I'm concerned that with this approach, some users may potentially suddenly inherit a bunch of new extras after upgrading conda-lock, introducing weird constraints coming from the extra dependencies, possibly rendering the environment unsolvable.

, and I do not understand how changing the extras after calling the solver may render the environment unsolvable (since it must have been already solved by the solver.

Given this:

@qmarcou, I'm having trouble reproducing this claim (both on main and v2.5.7):

conda-lock lock --file env_core.yml --file env_extra.yml -p linux-64 --lockfile=lock-without-extras.yml
conda-lock lock --file env_core.yml --file env_extra.yml -p linux-64 --extras my_extras --lockfile=lock-with-extras.yml
md5sum lock-with-extras.yml
cat lock-without-extras.yml | sed s/lock-without-extras.yml/lock-with-extras.yml/g | md5sum

The checksum shows that the two lockfiles are identical (up to the filenames appearing in the metadata). The lockfile lists Python 3.12.0.

Is the lock command --extra switch only used when --kind is not the unified lock format then (i.e. an output format that cannot handle categories/extras) ? In other words is it only used for the render step of the lock command?

[maresb]

I think I might see what the confusion is.

The "extra" terminology comes from the PyPI metadata as defined in pyproject.toml and similar, and is the PyPI analog of a "category".

So what I originally thought you meant is that if you run conda-lock lock -f pyproject.toml, and that pyproject.toml defines a bunch of extras, then they'll by default get ignored by conda-lock lock unless explicitly specified. Hence my concern. (Note: I have not verified if this is actually the current behavior.)

[qmarcou]

Thanks for the context, I did not have time to dig into this misunderstanding just yet. I will get back to you about this.

In the meantime I have submitted a first batch of changes to deprecate all --dev switches. As mentioned in the PR, there is no automated test to assert this deprecation functions as expected yet. It seems there were already no tests to regarding --dev and --extra switches behavior.

[maresb]

I did not have time to dig into this misunderstanding just yet. I will get back to you about this.
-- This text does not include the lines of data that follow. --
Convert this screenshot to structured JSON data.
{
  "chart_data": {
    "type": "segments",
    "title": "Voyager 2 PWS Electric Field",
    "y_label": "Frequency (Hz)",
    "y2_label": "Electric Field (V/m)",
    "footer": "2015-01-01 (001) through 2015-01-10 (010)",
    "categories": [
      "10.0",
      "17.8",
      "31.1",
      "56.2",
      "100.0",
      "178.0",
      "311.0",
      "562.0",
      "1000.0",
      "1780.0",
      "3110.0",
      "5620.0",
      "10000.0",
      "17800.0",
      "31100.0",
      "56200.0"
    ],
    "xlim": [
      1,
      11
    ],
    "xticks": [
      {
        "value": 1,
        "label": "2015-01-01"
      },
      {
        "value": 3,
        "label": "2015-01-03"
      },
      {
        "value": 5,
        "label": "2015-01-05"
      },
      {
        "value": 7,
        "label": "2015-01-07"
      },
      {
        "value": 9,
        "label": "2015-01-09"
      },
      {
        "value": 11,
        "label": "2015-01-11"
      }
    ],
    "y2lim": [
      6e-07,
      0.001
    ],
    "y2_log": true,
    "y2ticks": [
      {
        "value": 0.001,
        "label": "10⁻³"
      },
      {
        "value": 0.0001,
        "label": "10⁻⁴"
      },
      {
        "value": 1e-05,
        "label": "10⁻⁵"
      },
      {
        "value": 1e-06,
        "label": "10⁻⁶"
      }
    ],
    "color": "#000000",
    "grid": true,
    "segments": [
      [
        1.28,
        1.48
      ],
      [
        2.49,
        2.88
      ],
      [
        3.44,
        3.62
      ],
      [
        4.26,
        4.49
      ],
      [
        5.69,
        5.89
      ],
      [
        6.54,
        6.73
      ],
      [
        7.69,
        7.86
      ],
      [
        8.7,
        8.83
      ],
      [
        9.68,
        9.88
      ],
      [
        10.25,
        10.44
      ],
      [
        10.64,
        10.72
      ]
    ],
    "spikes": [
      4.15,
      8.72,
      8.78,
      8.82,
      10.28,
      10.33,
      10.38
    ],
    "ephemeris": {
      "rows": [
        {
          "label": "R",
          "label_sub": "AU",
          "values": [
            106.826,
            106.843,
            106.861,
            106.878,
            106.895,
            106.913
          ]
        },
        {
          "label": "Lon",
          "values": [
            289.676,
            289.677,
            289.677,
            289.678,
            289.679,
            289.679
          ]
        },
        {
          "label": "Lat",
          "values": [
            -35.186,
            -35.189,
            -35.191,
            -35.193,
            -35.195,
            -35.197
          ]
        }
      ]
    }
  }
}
I should have provided more context. The "extras" terminology comes from:

1. A deprecated Poetry setting: https://python-poetry.org/docs/pyproject/#extras
2. The extras_require from SetupTools setup.cfg format that's been since replaced by optional-dependencies in the pyproject.toml format
3. The Provides-Extra field in the PyPI Metadata spec, i.e. what you find in the METADATA file in a wheel.

Thus it's sort of an outdated PyPI-centric terminology for categories.

For this reason, in qmarcou#2 I'm aiming to prefer the --category terminology.